A sinistra spuntano le “nuove eroine”, ma è solo un trucco
È complicato dare della radical chic a una piratessa con i rasta. Uno tende a immaginarsela sì a bordo di un’imbarcazione, ma non a sfondare blocchi navali e ad infrangere leggi. La stessa Carola Rackete ha ammesso di partire da una posizione agiata, ma attaccarla su questo aspetto saprebbe troppo di marxismo. E una persona che tiene davvero al valore supremo della libertà non può limitarsi – forse neppure dovrebbe – a verificare lo stato patrimoniale della famiglia di provenienza. Servono altri elementi. È il nuovo trucco comunicativo del radicalismo di sinistra: muovere da queste novelle protagoniste del progressismo, conoscendo bene come siano meno vulnerabili di altre figurine sul piano mediatico. Voi avete destrutturato prima e battuto poi Hillary Clinton perché troppo legata a certi potentati economico-finanziari? E allora noi rispondiamo, sostenendo un’ex bartender che si è fatta eleggere da sola, contro tutto il partito, a Brooklyn peraltro. Stiamo parlando di Alexandria Ocasio Cortez. La narrativa sorosiana sui migranti alimenta il dissenso dell’elettorato popolar-populista? Rafforza quei partiti? Nel dubbio, ecco spuntare un'”Antigone contemporanea” (a proposito: qui abbiamo provato a spiegare perché il paragone con la tragedia sofoclea non regge) che è disposta a mettere a repentaglio il suo futuro da libera cittadina pur di perseguire un ideale di accoglienza universale. Si tratta pure di un tentativo di normalizzare istanze che gli elettori occidentali hanno spesso respinto perché troppo contigue con stili di vita inavvicinabili per i più. Uno sguardo nelle tasche, quando si tratta di comprendere le ragioni dietro i comportamenti elettorali, bisogna darlo per forza, purtroppo.

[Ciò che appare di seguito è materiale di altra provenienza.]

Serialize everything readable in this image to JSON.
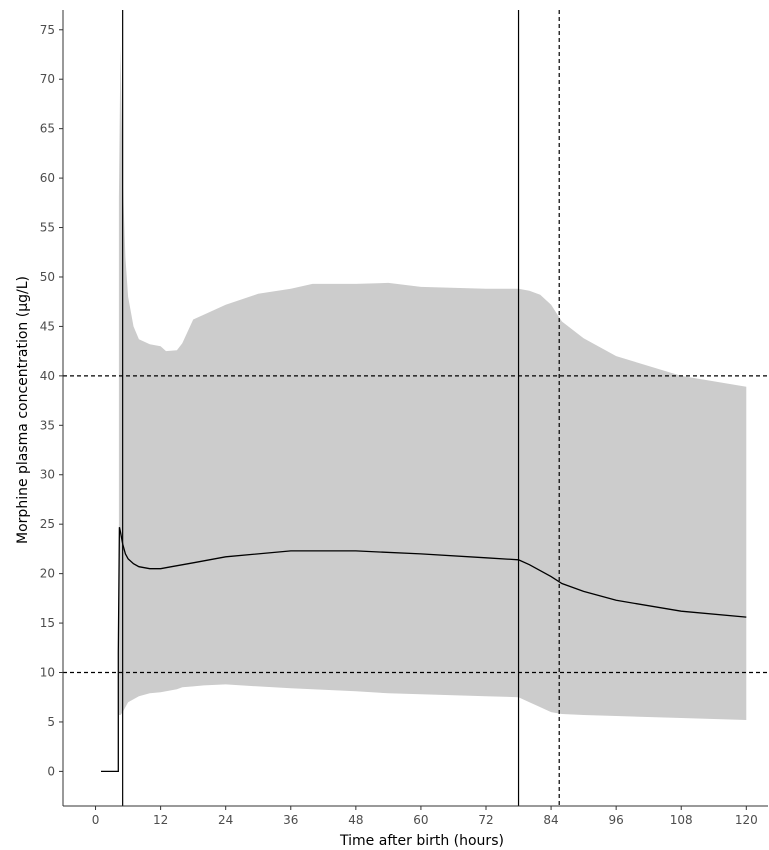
{
  "chart_data": {
    "type": "line",
    "title": "",
    "xlabel": "Time after birth (hours)",
    "ylabel": "Morphine plasma concentration (μg/L)",
    "xlim": [
      -6,
      124
    ],
    "ylim": [
      -3.5,
      77
    ],
    "x_ticks": [
      0,
      12,
      24,
      36,
      48,
      60,
      72,
      84,
      96,
      108,
      120
    ],
    "y_ticks": [
      0,
      5,
      10,
      15,
      20,
      25,
      30,
      35,
      40,
      45,
      50,
      55,
      60,
      65,
      70,
      75
    ],
    "grid": false,
    "colors": {
      "band": "#cccccc",
      "line": "#000000",
      "axis": "#333333"
    },
    "series": [
      {
        "role": "median",
        "x": [
          1,
          4.2,
          4.2,
          4.4,
          4.6,
          5.0,
          5.5,
          6,
          7,
          8,
          10,
          12,
          14,
          18,
          24,
          36,
          48,
          60,
          72,
          78,
          80,
          84,
          86,
          90,
          96,
          108,
          120
        ],
        "y": [
          0,
          0,
          12,
          24.7,
          24.2,
          23.0,
          22.0,
          21.5,
          21.0,
          20.7,
          20.5,
          20.5,
          20.7,
          21.1,
          21.7,
          22.3,
          22.3,
          22.0,
          21.6,
          21.4,
          20.9,
          19.7,
          19.0,
          18.2,
          17.3,
          16.2,
          15.6
        ]
      },
      {
        "role": "interval",
        "x": [
          4.3,
          4.6,
          5,
          5.5,
          6,
          7,
          8,
          10,
          12,
          13,
          15,
          16,
          18,
          20,
          24,
          30,
          36,
          40,
          48,
          54,
          60,
          72,
          78,
          80,
          82,
          84,
          86,
          90,
          96,
          108,
          120
        ],
        "upper": [
          58,
          73.5,
          60,
          52,
          48,
          45,
          43.7,
          43.2,
          43.0,
          42.5,
          42.6,
          43.3,
          45.7,
          46.2,
          47.2,
          48.3,
          48.8,
          49.3,
          49.3,
          49.4,
          49.0,
          48.8,
          48.8,
          48.6,
          48.2,
          47.2,
          45.5,
          43.8,
          42.0,
          40.0,
          38.9
        ],
        "lower": [
          5.7,
          5.7,
          6.0,
          6.5,
          7.0,
          7.3,
          7.6,
          7.9,
          8.0,
          8.1,
          8.3,
          8.5,
          8.6,
          8.7,
          8.8,
          8.6,
          8.4,
          8.3,
          8.1,
          7.9,
          7.8,
          7.6,
          7.5,
          7.0,
          6.5,
          6.0,
          5.8,
          5.7,
          5.6,
          5.4,
          5.2
        ]
      }
    ],
    "reference_lines": [
      {
        "orientation": "vertical",
        "value": 5,
        "style": "solid"
      },
      {
        "orientation": "vertical",
        "value": 78,
        "style": "solid"
      },
      {
        "orientation": "vertical",
        "value": 85.5,
        "style": "dashed"
      },
      {
        "orientation": "horizontal",
        "value": 40,
        "style": "dashed"
      },
      {
        "orientation": "horizontal",
        "value": 10,
        "style": "dashed"
      }
    ]
  }
}
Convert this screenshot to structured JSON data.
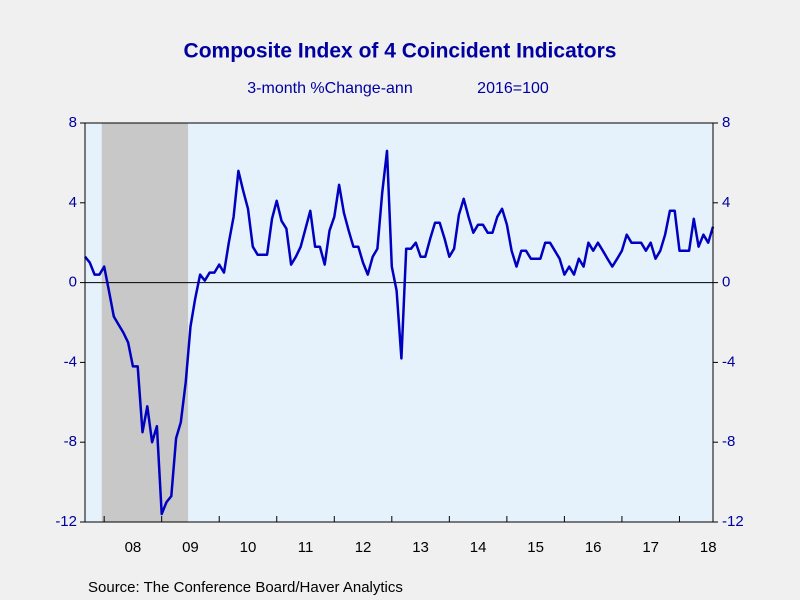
{
  "chart_data": {
    "type": "line",
    "title": "Composite Index of 4 Coincident Indicators",
    "subtitle": "3-month %Change-ann",
    "subtitle2": "2016=100",
    "source": "Source:  The Conference Board/Haver Analytics",
    "x": [
      2007.667,
      2007.75,
      2007.833,
      2007.917,
      2008.0,
      2008.083,
      2008.167,
      2008.25,
      2008.333,
      2008.417,
      2008.5,
      2008.583,
      2008.667,
      2008.75,
      2008.833,
      2008.917,
      2009.0,
      2009.083,
      2009.167,
      2009.25,
      2009.333,
      2009.417,
      2009.5,
      2009.583,
      2009.667,
      2009.75,
      2009.833,
      2009.917,
      2010.0,
      2010.083,
      2010.167,
      2010.25,
      2010.333,
      2010.417,
      2010.5,
      2010.583,
      2010.667,
      2010.75,
      2010.833,
      2010.917,
      2011.0,
      2011.083,
      2011.167,
      2011.25,
      2011.333,
      2011.417,
      2011.5,
      2011.583,
      2011.667,
      2011.75,
      2011.833,
      2011.917,
      2012.0,
      2012.083,
      2012.167,
      2012.25,
      2012.333,
      2012.417,
      2012.5,
      2012.583,
      2012.667,
      2012.75,
      2012.833,
      2012.917,
      2013.0,
      2013.083,
      2013.167,
      2013.25,
      2013.333,
      2013.417,
      2013.5,
      2013.583,
      2013.667,
      2013.75,
      2013.833,
      2013.917,
      2014.0,
      2014.083,
      2014.167,
      2014.25,
      2014.333,
      2014.417,
      2014.5,
      2014.583,
      2014.667,
      2014.75,
      2014.833,
      2014.917,
      2015.0,
      2015.083,
      2015.167,
      2015.25,
      2015.333,
      2015.417,
      2015.5,
      2015.583,
      2015.667,
      2015.75,
      2015.833,
      2015.917,
      2016.0,
      2016.083,
      2016.167,
      2016.25,
      2016.333,
      2016.417,
      2016.5,
      2016.583,
      2016.667,
      2016.75,
      2016.833,
      2016.917,
      2017.0,
      2017.083,
      2017.167,
      2017.25,
      2017.333,
      2017.417,
      2017.5,
      2017.583,
      2017.667,
      2017.75,
      2017.833,
      2017.917,
      2018.0,
      2018.083,
      2018.167,
      2018.25,
      2018.333,
      2018.417,
      2018.5,
      2018.583
    ],
    "series": [
      {
        "name": "Composite Index of 4 Coincident Indicators",
        "color": "#0000c0",
        "values": [
          1.3,
          1.0,
          0.4,
          0.4,
          0.8,
          -0.4,
          -1.7,
          -2.1,
          -2.5,
          -3.0,
          -4.2,
          -4.2,
          -7.5,
          -6.2,
          -8.0,
          -7.2,
          -11.6,
          -11.0,
          -10.7,
          -7.8,
          -7.0,
          -5.0,
          -2.2,
          -0.8,
          0.4,
          0.1,
          0.5,
          0.5,
          0.9,
          0.5,
          2.0,
          3.3,
          5.6,
          4.6,
          3.7,
          1.8,
          1.4,
          1.4,
          1.4,
          3.2,
          4.1,
          3.1,
          2.7,
          0.9,
          1.3,
          1.8,
          2.7,
          3.6,
          1.8,
          1.8,
          0.9,
          2.6,
          3.3,
          4.9,
          3.5,
          2.6,
          1.8,
          1.8,
          1.0,
          0.4,
          1.3,
          1.7,
          4.5,
          6.6,
          0.8,
          -0.4,
          -3.8,
          1.7,
          1.7,
          2.0,
          1.3,
          1.3,
          2.2,
          3.0,
          3.0,
          2.2,
          1.3,
          1.7,
          3.4,
          4.2,
          3.3,
          2.5,
          2.9,
          2.9,
          2.5,
          2.5,
          3.3,
          3.7,
          2.9,
          1.6,
          0.8,
          1.6,
          1.6,
          1.2,
          1.2,
          1.2,
          2.0,
          2.0,
          1.6,
          1.2,
          0.4,
          0.8,
          0.4,
          1.2,
          0.8,
          2.0,
          1.6,
          2.0,
          1.6,
          1.2,
          0.8,
          1.2,
          1.6,
          2.4,
          2.0,
          2.0,
          2.0,
          1.6,
          2.0,
          1.2,
          1.6,
          2.4,
          3.6,
          3.6,
          1.6,
          1.6,
          1.6,
          3.2,
          1.8,
          2.4,
          2.0,
          2.8
        ]
      }
    ],
    "xlim": [
      2007.667,
      2018.583
    ],
    "xticks": [
      {
        "value": 2008.5,
        "label": "08"
      },
      {
        "value": 2009.5,
        "label": "09"
      },
      {
        "value": 2010.5,
        "label": "10"
      },
      {
        "value": 2011.5,
        "label": "11"
      },
      {
        "value": 2012.5,
        "label": "12"
      },
      {
        "value": 2013.5,
        "label": "13"
      },
      {
        "value": 2014.5,
        "label": "14"
      },
      {
        "value": 2015.5,
        "label": "15"
      },
      {
        "value": 2016.5,
        "label": "16"
      },
      {
        "value": 2017.5,
        "label": "17"
      },
      {
        "value": 2018.5,
        "label": "18"
      }
    ],
    "ylim": [
      -12,
      8
    ],
    "yticks": [
      -12,
      -8,
      -4,
      0,
      4,
      8
    ],
    "y2lim": [
      -12,
      8
    ],
    "y2ticks": [
      -12,
      -8,
      -4,
      0,
      4,
      8
    ],
    "recessions": [
      [
        2007.958,
        2009.458
      ]
    ],
    "zero_line": true
  }
}
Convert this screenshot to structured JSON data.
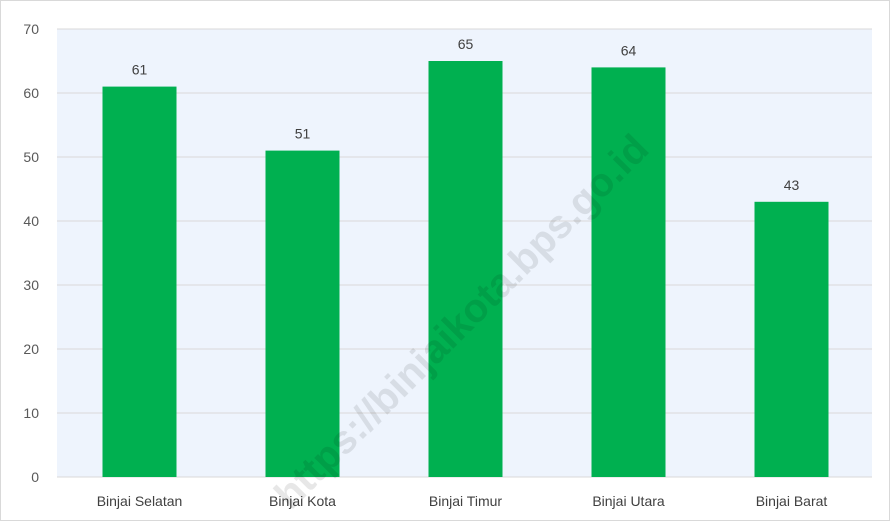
{
  "chart_data": {
    "type": "bar",
    "categories": [
      "Binjai Selatan",
      "Binjai Kota",
      "Binjai Timur",
      "Binjai Utara",
      "Binjai Barat"
    ],
    "values": [
      61,
      51,
      65,
      64,
      43
    ],
    "data_labels": [
      "61",
      "51",
      "65",
      "64",
      "43"
    ],
    "title": "",
    "xlabel": "",
    "ylabel": "",
    "ylim": [
      0,
      70
    ],
    "yticks": [
      0,
      10,
      20,
      30,
      40,
      50,
      60,
      70
    ],
    "grid": true,
    "legend": "none",
    "bar_color": "#00B050",
    "plot_background": "#EEF4FD"
  },
  "watermark": "https://binjaikota.bps.go.id"
}
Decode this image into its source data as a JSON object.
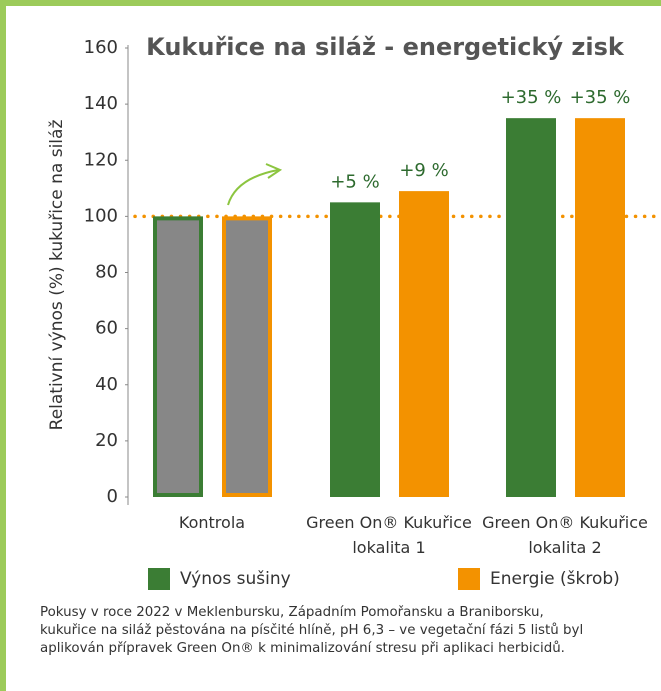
{
  "chart_data": {
    "type": "bar",
    "title": "Kukuřice na siláž - energetický zisk",
    "y_axis_label": "Relativní výnos (%) kukuřice na siláž",
    "categories": [
      "Kontrola",
      "Green On® Kukuřice lokalita 1",
      "Green On® Kukuřice lokalita 2"
    ],
    "series": [
      {
        "name": "Výnos sušiny",
        "color": "#3b7d34",
        "values": [
          100,
          105,
          135
        ],
        "value_labels": [
          null,
          "+5 %",
          "+35 %"
        ]
      },
      {
        "name": "Energie (škrob)",
        "color": "#f39200",
        "values": [
          100,
          109,
          135
        ],
        "value_labels": [
          null,
          "+9 %",
          "+35 %"
        ]
      }
    ],
    "control_fill": "#878787",
    "reference_line": 100,
    "ylim": [
      0,
      160
    ],
    "yticks": [
      0,
      20,
      40,
      60,
      80,
      100,
      120,
      140,
      160
    ],
    "grid": false,
    "footnote": [
      "Pokusy v roce 2022 v Meklenbursku, Západním Pomořansku a Braniborsku,",
      "kukuřice na siláž pěstována na písčité hlíně, pH 6,3 – ve vegetační fázi 5 listů byl",
      "aplikován přípravek Green On® k minimalizování stresu při aplikaci herbicidů."
    ]
  }
}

Così pure l’ecologismo diviene un espediente buono per far passare certi messaggi. Ecco spuntare una minorenne che è talmente tanto intrisa d’idealismo da non andare a scuola pur di cambiare questo mondo scelerato. Mettere in dubbio l’azione di Greta Thunberg significa essere ricoperti da un coro, quello sì greco per compattezza e uniformità, di critiche. Dall’attivista svedese ad Alexandria Ocasio Cortez, passando dalla “Capitana” della Sea Watch 3 e da Megan Rapinoe, capitana della nazionale femminile di calcio degli Stati Uniti, che continua ad attaccare Donald Trump a mezzo stampa: in questi giorni avete letto e leggerete, e molto, di ognuna di loro. Sono idealiste, ma sono anche “donne del fare”. Hillary Clinton – lo ripetiamo – ha insegnato che l’essere troppo accostabile all’establishment economico-finanziaria conduce a un’ineluttabile sconfitta. E allora bisogna cambiare. È l’escamotage individuato per le prossime fasi: sempre donne, ma abbastanza solide per storia e saldissime per credo politico. La sinistra, dovendo ragionare sul da farsi dopo un filotto di sconfitte davvero godibili per chi milita dall’altra parte, ha scelto il restyling. Se avete una trentina d’anni, siete donne, magari femministe, e non disprezzate il fatto d’incarnare il migrazionismo, l’estremizzazione dell’ambientalismo, il pauperismo e i “nuovi diritti” Lgbt, beh, questo è il momentum per scendere in campo. Federico Rampini va dicendo che la sinistra, per recuperare voti, deve smettere di essere il “partito dello straniero” e quello “della finanza”. Tornare a parlare agli operai del Midwest che hanno votato per The Donald potrebbe non essere una cattiva idea, insomma. Questi non hanno nessuna intenzione di modificare il loro palinsesto, che è tutto centrato su ideologismi e minoranze. Al massimo proveranno a cambiare i volti in grado di issare le medesime bandiere. Il compito dell’elettorato europeo ed americano, che è sempre più informato e sempre meno soggetto a raggiri comunicativi vari, è sin troppo semplice: non cascarci.